Barnaby Joyce emitiu alertas severos sobre a segurança energética da Austrália, com preocupações públicas sobre possíveis escassezes provocando um acalorado confronto no ar com a Ministra dos Serviços Sociais, Tanya Plibersek, em Sunrise.
O antigo líder nacional culpou uma década de erros políticos por deixar o país perigosamente exposto, especialmente em áreas regionais onde, segundo ele, algumas estações de serviço já estavam a ficar sem combustível.
“Em cidades da minha região, lugares como Manila e Walgate, os postos de gasolina estão ficando sem combustível”, disse Joyce.
‘A Transwest está achando quase impossível conseguir suprimentos. A United Petroleum não pode acessar o estoque. Mesmo em Albury, na semana passada, não havia combustível disponível.
“Não precisamos nos preocupar com o pânico nas compras – não há combustível para comprar”, acrescentou.
Os seus comentários foram feitos num momento em que o conflito em curso no Médio Oriente alimentava receios de escassez a nível nacional que poderia durar meses, com a dependência da Austrália de combustíveis líquidos importados ainda mais exposta pela turbulência global.
Joyce apelou ao governo para “abandonar a agenda climática, eliminar o Departamento das Alterações Climáticas e regressar a políticas práticas centradas nas cadeias de abastecimento, “não tentando mudar o clima”.
Ele declarou que as reservas de emergência da Austrália estavam bem abaixo dos padrões internacionais.
Barnaby Joyce (à direita) entra em conflito com Tanya Plibersek (à esquerda) por questões de fornecimento de combustível
“A Agência Internacional de Energia quer que tenhamos 90 dias de abastecimento.

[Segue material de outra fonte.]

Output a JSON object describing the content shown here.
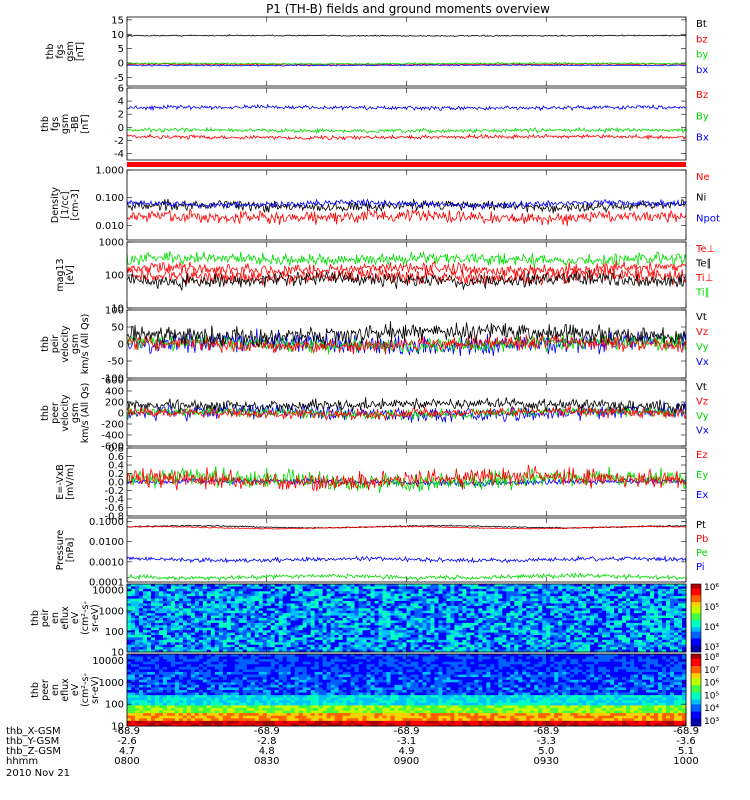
{
  "title": "P1 (TH-B) fields and ground moments overview",
  "date": "2010 Nov 21",
  "time_ticks": [
    "0800",
    "0830",
    "0900",
    "0930",
    "1000"
  ],
  "ephemeris": [
    {
      "label": "thb_X-GSM",
      "values": [
        "-68.9",
        "-68.9",
        "-68.9",
        "-68.9",
        "-68.9"
      ]
    },
    {
      "label": "thb_Y-GSM",
      "values": [
        "-2.6",
        "-2.8",
        "-3.1",
        "-3.3",
        "-3.6"
      ]
    },
    {
      "label": "thb_Z-GSM",
      "values": [
        "4.7",
        "4.8",
        "4.9",
        "5.0",
        "5.1"
      ]
    },
    {
      "label": "hhmm",
      "values": [
        "0800",
        "0830",
        "0900",
        "0930",
        "1000"
      ]
    }
  ],
  "colors": {
    "black": "#000000",
    "red": "#ff0000",
    "green": "#00dd00",
    "blue": "#0000ff"
  },
  "chart_data": [
    {
      "type": "line",
      "ylabel": [
        "thb",
        "fgs",
        "gsm",
        "[nT]"
      ],
      "ylim": [
        -8,
        16
      ],
      "yticks": [
        "15",
        "10",
        "5",
        "0",
        "-5"
      ],
      "yticks_values": [
        15,
        10,
        5,
        0,
        -5
      ],
      "legend": [
        {
          "name": "Bt",
          "color": "#000000"
        },
        {
          "name": "bz",
          "color": "#ff0000"
        },
        {
          "name": "by",
          "color": "#00dd00"
        },
        {
          "name": "bx",
          "color": "#0000ff"
        }
      ],
      "series": [
        {
          "name": "Bt",
          "base": 9.5,
          "noise": 0.15
        },
        {
          "name": "bz",
          "base": -0.5,
          "noise": 0.2
        },
        {
          "name": "by",
          "base": -0.2,
          "noise": 0.2
        },
        {
          "name": "bx",
          "base": -0.8,
          "noise": 0.15
        }
      ]
    },
    {
      "type": "line",
      "ylabel": [
        "thb",
        "fgs",
        "gsm",
        "-BB",
        "[nT]"
      ],
      "ylim": [
        -5,
        6
      ],
      "yticks": [
        "6",
        "4",
        "2",
        "0",
        "-2",
        "-4"
      ],
      "yticks_values": [
        6,
        4,
        2,
        0,
        -2,
        -4
      ],
      "legend": [
        {
          "name": "Bz",
          "color": "#ff0000"
        },
        {
          "name": "By",
          "color": "#00dd00"
        },
        {
          "name": "Bx",
          "color": "#0000ff"
        }
      ],
      "series": [
        {
          "name": "Bx",
          "base": 3,
          "noise": 0.2
        },
        {
          "name": "By",
          "base": -0.5,
          "noise": 0.2
        },
        {
          "name": "Bz",
          "base": -1.5,
          "noise": 0.2
        }
      ]
    },
    {
      "type": "line",
      "ylabel": [
        "Density",
        "[1/cc]",
        "[cm-3]"
      ],
      "ylim": [
        0.003,
        1
      ],
      "scale": "log",
      "yticks": [
        "1.000",
        "0.100",
        "0.010"
      ],
      "yticks_values": [
        1,
        0.1,
        0.01
      ],
      "legend": [
        {
          "name": "Ne",
          "color": "#ff0000"
        },
        {
          "name": "Ni",
          "color": "#000000"
        },
        {
          "name": "Npot",
          "color": "#0000ff"
        }
      ],
      "series": [
        {
          "name": "Ni",
          "base": 0.05,
          "noise": 0.25
        },
        {
          "name": "Ne",
          "base": 0.02,
          "noise": 0.3
        },
        {
          "name": "Npot",
          "base": 0.06,
          "noise": 0.15
        }
      ]
    },
    {
      "type": "line",
      "ylabel": [
        "mag13",
        "[eV]"
      ],
      "ylim": [
        10,
        1000
      ],
      "scale": "log",
      "yticks": [
        "1000",
        "100",
        "10"
      ],
      "yticks_values": [
        1000,
        100,
        10
      ],
      "legend": [
        {
          "name": "Te⊥",
          "color": "#ff0000"
        },
        {
          "name": "Te∥",
          "color": "#000000"
        },
        {
          "name": "Ti⊥",
          "color": "#ff0000"
        },
        {
          "name": "Ti∥",
          "color": "#00dd00"
        }
      ],
      "series": [
        {
          "name": "Ti∥",
          "base": 300,
          "noise": 0.25
        },
        {
          "name": "Ti⊥",
          "base": 150,
          "noise": 0.25
        },
        {
          "name": "Te⊥",
          "base": 90,
          "noise": 0.3
        },
        {
          "name": "Te∥",
          "base": 70,
          "noise": 0.3
        }
      ]
    },
    {
      "type": "line",
      "ylabel": [
        "thb",
        "peir",
        "velocity",
        "gsm",
        "km/s (All Qs)"
      ],
      "ylim": [
        -100,
        100
      ],
      "yticks": [
        "100",
        "50",
        "0",
        "-50",
        "-100"
      ],
      "yticks_values": [
        100,
        50,
        0,
        -50,
        -100
      ],
      "legend": [
        {
          "name": "Vt",
          "color": "#000000"
        },
        {
          "name": "Vz",
          "color": "#ff0000"
        },
        {
          "name": "Vy",
          "color": "#00dd00"
        },
        {
          "name": "Vx",
          "color": "#0000ff"
        }
      ],
      "series": [
        {
          "name": "Vx",
          "base": 0,
          "noise": 20
        },
        {
          "name": "Vy",
          "base": 0,
          "noise": 15
        },
        {
          "name": "Vz",
          "base": 0,
          "noise": 15
        },
        {
          "name": "Vt",
          "base": 30,
          "noise": 18
        }
      ]
    },
    {
      "type": "line",
      "ylabel": [
        "thb",
        "peer",
        "velocity",
        "gsm",
        "km/s (All Qs)"
      ],
      "ylim": [
        -600,
        600
      ],
      "yticks": [
        "600",
        "400",
        "200",
        "0",
        "-200",
        "-400",
        "-600"
      ],
      "yticks_values": [
        600,
        400,
        200,
        0,
        -200,
        -400,
        -600
      ],
      "legend": [
        {
          "name": "Vt",
          "color": "#000000"
        },
        {
          "name": "Vz",
          "color": "#ff0000"
        },
        {
          "name": "Vy",
          "color": "#00dd00"
        },
        {
          "name": "Vx",
          "color": "#0000ff"
        }
      ],
      "series": [
        {
          "name": "Vx",
          "base": 0,
          "noise": 90
        },
        {
          "name": "Vy",
          "base": 0,
          "noise": 60
        },
        {
          "name": "Vz",
          "base": 0,
          "noise": 60
        },
        {
          "name": "Vt",
          "base": 150,
          "noise": 70
        }
      ]
    },
    {
      "type": "line",
      "ylabel": [
        "E=-VxB",
        "[mV/m]"
      ],
      "ylim": [
        -0.8,
        0.8
      ],
      "yticks": [
        "0.8",
        "0.6",
        "0.4",
        "0.2",
        "0.0",
        "-0.2",
        "-0.4",
        "-0.6",
        "-0.8"
      ],
      "yticks_values": [
        0.8,
        0.6,
        0.4,
        0.2,
        0,
        -0.2,
        -0.4,
        -0.6,
        -0.8
      ],
      "legend": [
        {
          "name": "Ez",
          "color": "#ff0000"
        },
        {
          "name": "Ey",
          "color": "#00dd00"
        },
        {
          "name": "Ex",
          "color": "#0000ff"
        }
      ],
      "series": [
        {
          "name": "Ex",
          "base": 0,
          "noise": 0.05
        },
        {
          "name": "Ey",
          "base": 0.05,
          "noise": 0.15
        },
        {
          "name": "Ez",
          "base": 0.05,
          "noise": 0.15
        }
      ]
    },
    {
      "type": "line",
      "ylabel": [
        "Pressure",
        "[nPa]"
      ],
      "ylim": [
        0.0001,
        0.15
      ],
      "scale": "log",
      "yticks": [
        "0.1000",
        "0.0100",
        "0.0010",
        "0.0001"
      ],
      "yticks_values": [
        0.1,
        0.01,
        0.001,
        0.0001
      ],
      "legend": [
        {
          "name": "Pt",
          "color": "#000000"
        },
        {
          "name": "Pb",
          "color": "#ff0000"
        },
        {
          "name": "Pe",
          "color": "#00dd00"
        },
        {
          "name": "Pi",
          "color": "#0000ff"
        }
      ],
      "series": [
        {
          "name": "Pt",
          "base": 0.055,
          "noise": 0.04
        },
        {
          "name": "Pb",
          "base": 0.05,
          "noise": 0.04
        },
        {
          "name": "Pi",
          "base": 0.0013,
          "noise": 0.15
        },
        {
          "name": "Pe",
          "base": 0.00018,
          "noise": 0.15
        }
      ]
    },
    {
      "type": "heatmap",
      "ylabel": [
        "thb",
        "peir",
        "en",
        "eflux",
        "eV",
        "(cm²-s-",
        "sr-eV)"
      ],
      "ylim": [
        10,
        20000
      ],
      "scale": "log",
      "yticks": [
        "10000",
        "1000",
        "100",
        "10"
      ],
      "yticks_values": [
        10000,
        1000,
        100,
        10
      ],
      "colorbar": [
        "10⁶",
        "10⁵",
        "10⁴",
        "10³"
      ]
    },
    {
      "type": "heatmap",
      "ylabel": [
        "thb",
        "peer",
        "en",
        "eflux",
        "eV",
        "(cm²-s-",
        "sr-eV)"
      ],
      "ylim": [
        10,
        20000
      ],
      "scale": "log",
      "yticks": [
        "10000",
        "1000",
        "100",
        "10"
      ],
      "yticks_values": [
        10000,
        1000,
        100,
        10
      ],
      "colorbar": [
        "10⁸",
        "10⁷",
        "10⁶",
        "10⁵",
        "10⁴",
        "10³"
      ]
    }
  ]
}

Durante uma década tivemos cerca de 30 a 35 dias – apenas 25 na semana passada. Em algumas áreas, não há combustível. Essa é a realidade”, disse Joyce.
Plibersek rejeitou o aviso de Joyce, acusando-o de intimidação e insistindo que a Austrália estava bem posicionada para lidar com a pressão internacional.
«Temos as reservas de combustível mais elevadas dos últimos 15 anos, três mil milhões de litros de gasóleo e um bilhão e meio de litros de reservas de gasolina e mais carregamentos já estão a caminho. A última coisa que alguém deveria fazer é entrar em pânico e comprar.
Ele destacou a decisão do governo de transferir as reservas de emergência do país para a Austrália, em nítido contraste, disse ele, com a prática anterior do governo da Coligação de manter reservas offshore.
“Quando (o líder da oposição) Angus Taylor era ministro da Energia, tínhamos reservas de emergência no Texas”, observou Plibersek.
A troca aumentou quando Joyce associou o encerramento das refinarias australianas à política de emissões, uma acusação que Plibersek rejeitou categoricamente.
“Havia seis refinarias sob o governo de coligação – quatro fechadas sob eles”, disse ele.
O governo albanês afirma que a Austrália tem abastecimento de combustível suficiente devido às suas políticas
“Agimos para manter os dois últimos em operação. Apenas as refinarias restantes ainda estão funcionando porque o Partido Trabalhista interveio.’
Joyce admite que a segurança do combustível foi mal gerida por ambas as partes.
“Os governos dos últimos 10 a 15 anos erraram e eu nunca apoiei essas decisões”, disse ele.
O Ministro da Energia, Chris Bowen, repetiu as garantias do governo, dizendo num evento da Semana de Acção Climática que a Austrália mantinha stocks fortes e que todos os fornecimentos esperados de gasolina, diesel e combustível para aviões tinham chegado dentro do prazo.
Ele disse que a escassez regional se deve a picos temporários de demanda, especialmente de diesel, e não a um problema subjacente de abastecimento.
Bowen atribuiu às medidas pós-crise da Ucrânia a melhoria da situação.
“Agora armazenamos petróleo em solo australiano, não no exterior”, disse ele.
‘Os fundamentos são fortes. A Austrália está bem posicionada para resistir a choques externos.’